Kebangkitan arbitrase semakin diperkokoh dengan terbitnya Undang-undang (UU) Nomor 30 Tahun 1999 tentang Arbitrase dan Alternatif Penyelesaian Sengketa. Suatu realita kalau saat ini penyelesaian sengketa Arbitrase makin diminati para pengusaha.
“Hal yang membuat kalangan bisnis makin tertarik ke BANI adalah penyelesaian sengketa di BANI dijamin kerahasiaannya, karena diselenggarakan secara tertutup, teratur adminstrasinya dan dapat diselesaikan dalam waktu cepat, paling lama 180 hari,” ucap Husseyn.

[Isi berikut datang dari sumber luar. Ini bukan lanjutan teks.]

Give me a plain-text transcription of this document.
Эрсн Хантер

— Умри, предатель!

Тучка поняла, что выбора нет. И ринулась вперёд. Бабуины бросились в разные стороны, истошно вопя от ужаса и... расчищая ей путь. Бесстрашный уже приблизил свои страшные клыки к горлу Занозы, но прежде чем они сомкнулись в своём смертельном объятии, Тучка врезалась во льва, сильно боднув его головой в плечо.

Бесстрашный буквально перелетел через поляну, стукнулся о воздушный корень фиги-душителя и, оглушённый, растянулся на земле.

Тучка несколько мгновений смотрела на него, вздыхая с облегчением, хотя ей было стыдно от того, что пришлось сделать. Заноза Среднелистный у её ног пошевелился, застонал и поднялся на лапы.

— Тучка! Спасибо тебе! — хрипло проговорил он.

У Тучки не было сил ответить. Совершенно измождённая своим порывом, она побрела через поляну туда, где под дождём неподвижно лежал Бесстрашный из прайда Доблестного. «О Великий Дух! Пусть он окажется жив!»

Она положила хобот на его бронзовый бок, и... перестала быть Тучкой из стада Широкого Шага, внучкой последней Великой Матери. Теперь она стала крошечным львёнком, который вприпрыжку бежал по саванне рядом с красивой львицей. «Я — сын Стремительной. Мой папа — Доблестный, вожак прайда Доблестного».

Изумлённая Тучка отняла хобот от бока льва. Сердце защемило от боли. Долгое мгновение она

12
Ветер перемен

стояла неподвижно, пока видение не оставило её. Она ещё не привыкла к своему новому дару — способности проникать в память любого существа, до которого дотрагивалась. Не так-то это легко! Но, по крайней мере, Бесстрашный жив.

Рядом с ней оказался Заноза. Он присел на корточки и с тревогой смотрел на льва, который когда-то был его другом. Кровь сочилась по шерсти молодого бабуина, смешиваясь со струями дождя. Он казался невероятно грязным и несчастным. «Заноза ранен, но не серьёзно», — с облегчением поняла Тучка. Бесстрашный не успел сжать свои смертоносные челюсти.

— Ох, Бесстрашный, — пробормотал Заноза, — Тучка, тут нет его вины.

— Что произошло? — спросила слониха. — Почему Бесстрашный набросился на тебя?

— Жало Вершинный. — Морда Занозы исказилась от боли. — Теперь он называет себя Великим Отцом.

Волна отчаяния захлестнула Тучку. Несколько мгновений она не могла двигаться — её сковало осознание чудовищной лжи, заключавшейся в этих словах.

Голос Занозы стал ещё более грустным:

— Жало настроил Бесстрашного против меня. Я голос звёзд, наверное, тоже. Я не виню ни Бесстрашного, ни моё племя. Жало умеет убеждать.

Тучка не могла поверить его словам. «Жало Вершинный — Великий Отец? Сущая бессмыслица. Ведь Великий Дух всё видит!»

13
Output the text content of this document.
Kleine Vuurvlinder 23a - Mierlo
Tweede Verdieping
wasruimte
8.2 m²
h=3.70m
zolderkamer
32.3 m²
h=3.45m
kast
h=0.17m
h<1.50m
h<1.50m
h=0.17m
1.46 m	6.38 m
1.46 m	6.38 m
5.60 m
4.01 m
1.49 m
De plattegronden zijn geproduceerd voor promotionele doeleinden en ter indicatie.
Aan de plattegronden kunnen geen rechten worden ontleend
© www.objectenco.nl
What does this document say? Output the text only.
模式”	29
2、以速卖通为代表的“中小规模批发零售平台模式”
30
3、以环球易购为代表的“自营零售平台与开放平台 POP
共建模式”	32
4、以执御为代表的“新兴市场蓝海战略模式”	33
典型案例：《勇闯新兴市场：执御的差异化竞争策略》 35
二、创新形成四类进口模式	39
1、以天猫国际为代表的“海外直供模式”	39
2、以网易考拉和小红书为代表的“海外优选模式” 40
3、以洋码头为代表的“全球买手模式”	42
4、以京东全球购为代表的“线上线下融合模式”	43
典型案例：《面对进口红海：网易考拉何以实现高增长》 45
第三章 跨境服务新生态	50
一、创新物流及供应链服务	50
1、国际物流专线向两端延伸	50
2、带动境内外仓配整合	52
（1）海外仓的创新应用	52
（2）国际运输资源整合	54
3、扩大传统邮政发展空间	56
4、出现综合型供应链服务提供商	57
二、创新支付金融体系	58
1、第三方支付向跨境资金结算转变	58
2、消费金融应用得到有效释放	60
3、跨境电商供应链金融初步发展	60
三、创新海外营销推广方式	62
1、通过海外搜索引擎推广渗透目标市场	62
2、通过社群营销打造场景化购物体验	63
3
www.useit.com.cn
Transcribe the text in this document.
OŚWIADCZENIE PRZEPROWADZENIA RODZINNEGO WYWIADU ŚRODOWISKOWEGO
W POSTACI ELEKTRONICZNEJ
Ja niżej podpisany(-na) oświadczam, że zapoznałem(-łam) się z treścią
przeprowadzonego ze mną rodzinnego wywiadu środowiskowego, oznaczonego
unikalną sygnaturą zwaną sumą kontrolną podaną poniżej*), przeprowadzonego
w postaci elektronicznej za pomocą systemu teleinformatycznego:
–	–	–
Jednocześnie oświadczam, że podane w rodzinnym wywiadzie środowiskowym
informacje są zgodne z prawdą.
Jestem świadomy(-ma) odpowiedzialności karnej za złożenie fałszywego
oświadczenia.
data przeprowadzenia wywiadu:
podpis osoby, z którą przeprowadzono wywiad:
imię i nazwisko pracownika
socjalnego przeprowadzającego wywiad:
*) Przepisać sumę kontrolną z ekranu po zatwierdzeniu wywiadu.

Ketua IArbl yang juga salah satu pimpinan panitia yakni Agus Kartasasmita di sela–sela seminar tersebut mengungkapkan, Seminar Internasional ini merupakan salah satu kegiatan dalam rangkaian HUT ke-41 BANI yang puncak acara peringatannya tanggal 30 November 2018. Peserta Seminar internasional tersebut diikuti oleh para pelaku konstruksi, pengacara dan advokat, akademisi dan mahasiswa, serta pengusaha dari dalam dan luar negeri dan tentu saja Dewan Pengurus BANI Jakarta beserta seluruh perwakilan BANI Surabaya, Bandung, Bali dan lainnya.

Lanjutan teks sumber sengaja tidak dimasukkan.